Did you ever think that “stories” were only to explain the catechism to children? They are valid for people of all ages, not just for the catechesis of little ones! Many times, we have the facts and fundamentals loaded and ready to fire, and we believe that if our listener could only hear one more proof, or one more philosophical argument, we’d win them over. But often we underestimate the importance of the personal testimony as a means to communicate Christ.
People don’t want to hear lectures, but stories. Think of the Gospels, themselves! When we see Jesus teaching by way of parables, He was teaching the most profound truths in story form, appealing to the heart and imagination, instead of in a rule book or an bulleted list of facts.
Of course it should be doctrinal justification! But our message should also come via stories and individual experiences that help us not only to explain our position in more simple way, but also to create a personal connection and a stronger impression on our listener.

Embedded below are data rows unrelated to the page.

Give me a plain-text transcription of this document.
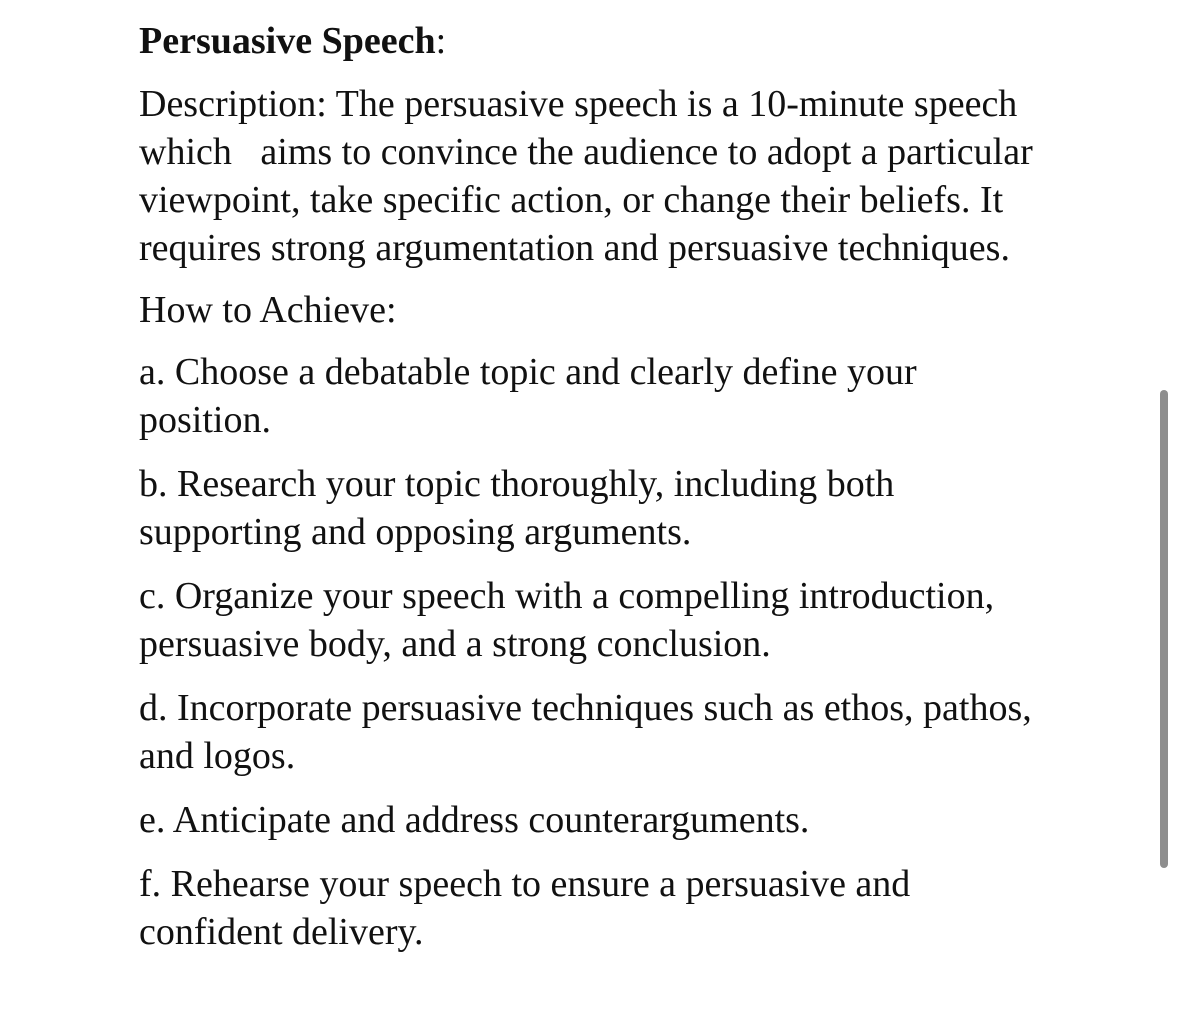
Persuasive Speech:

Description: The persuasive speech is a 10-minute speech which   aims to convince the audience to adopt a particular viewpoint, take specific action, or change their beliefs. It requires strong argumentation and persuasive techniques.

How to Achieve:

a. Choose a debatable topic and clearly define your position.
b. Research your topic thoroughly, including both supporting and opposing arguments.
c. Organize your speech with a compelling introduction, persuasive body, and a strong conclusion.
d. Incorporate persuasive techniques such as ethos, pathos, and logos.
e. Anticipate and address counterarguments.
f. Rehearse your speech to ensure a persuasive and confident delivery.
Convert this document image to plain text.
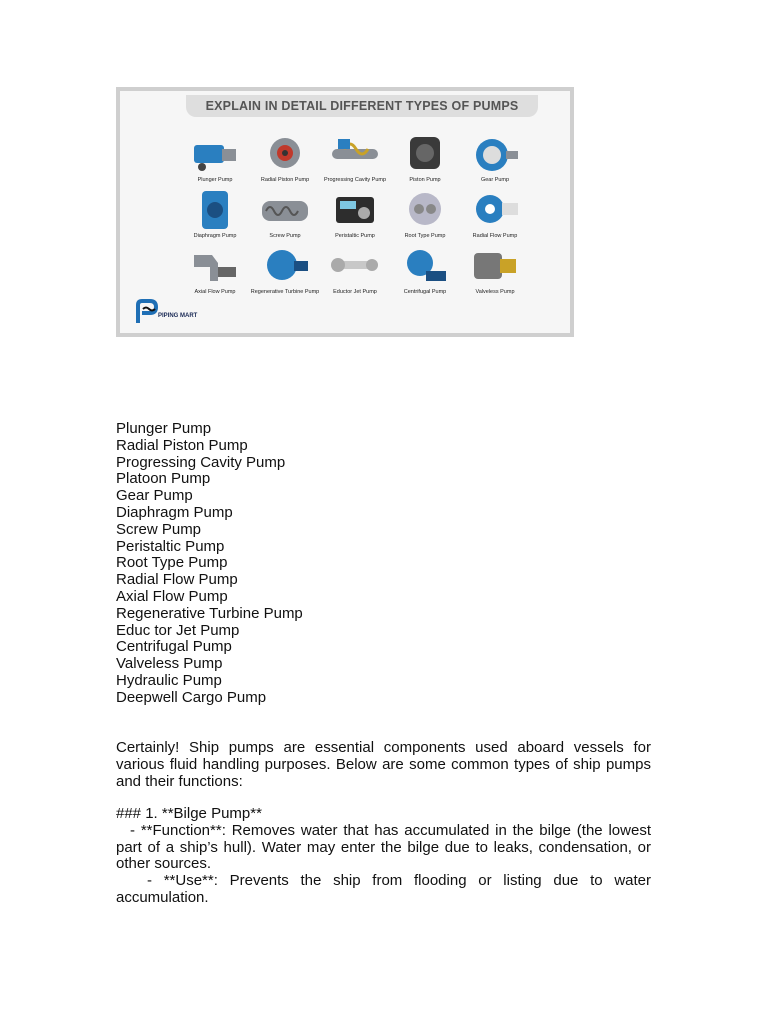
EXPLAIN IN DETAIL DIFFERENT TYPES OF PUMPS
Plunger Pump	Radial Piston Pump	Progressing Cavity Pump	Piston Pump	Gear Pump
Diaphragm Pump	Screw Pump	Peristaltic Pump	Root Type Pump	Radial Flow Pump
Axial Flow Pump	Regenerative Turbine Pump	Eductor Jet Pump	Centrifugal Pump	Valveless Pump
PIPING MART
Plunger Pump
Radial Piston Pump
Progressing Cavity Pump
Platoon Pump
Gear Pump
Diaphragm Pump
Screw Pump
Peristaltic Pump
Root Type Pump
Radial Flow Pump
Axial Flow Pump
Regenerative Turbine Pump
Educ tor Jet Pump
Centrifugal Pump
Valveless Pump
Hydraulic Pump
Deepwell Cargo Pump
Certainly! Ship pumps are essential components used aboard vessels for various fluid handling purposes. Below are some common types of ship pumps and their functions:
### 1. **Bilge Pump**
- **Function**: Removes water that has accumulated in the bilge (the lowest part of a ship’s hull). Water may enter the bilge due to leaks, condensation, or other sources.
- **Use**: Prevents the ship from flooding or listing due to water accumulation.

Recognizing that we fall into any of these errors should not discourage us; it is entirely normal to slip up in these ways! Many times throughout our lives, we are prone to stumbling (even if we have already spent years working to improve on any of these points).
The most important thing is to keep our focus, above all, on charity. Mother Teresa of Calcutta said that “any work of love, carried out with all the heart, will always draw people to God“; If others can perceive our love, patience and humility, they will feel more touched and better disposed to reflect on what we say.
But if we err in our zeal – as is inevitable – we can continue to practice, to pray, and to better prepare ourselves for the next opportunity… nothing is wasted! Remember, we have the help of the Holy Spirit, and as God is more interested in that we make a powerful and effective apostolate, we can count on His help when we do our part in full sincerity and charity.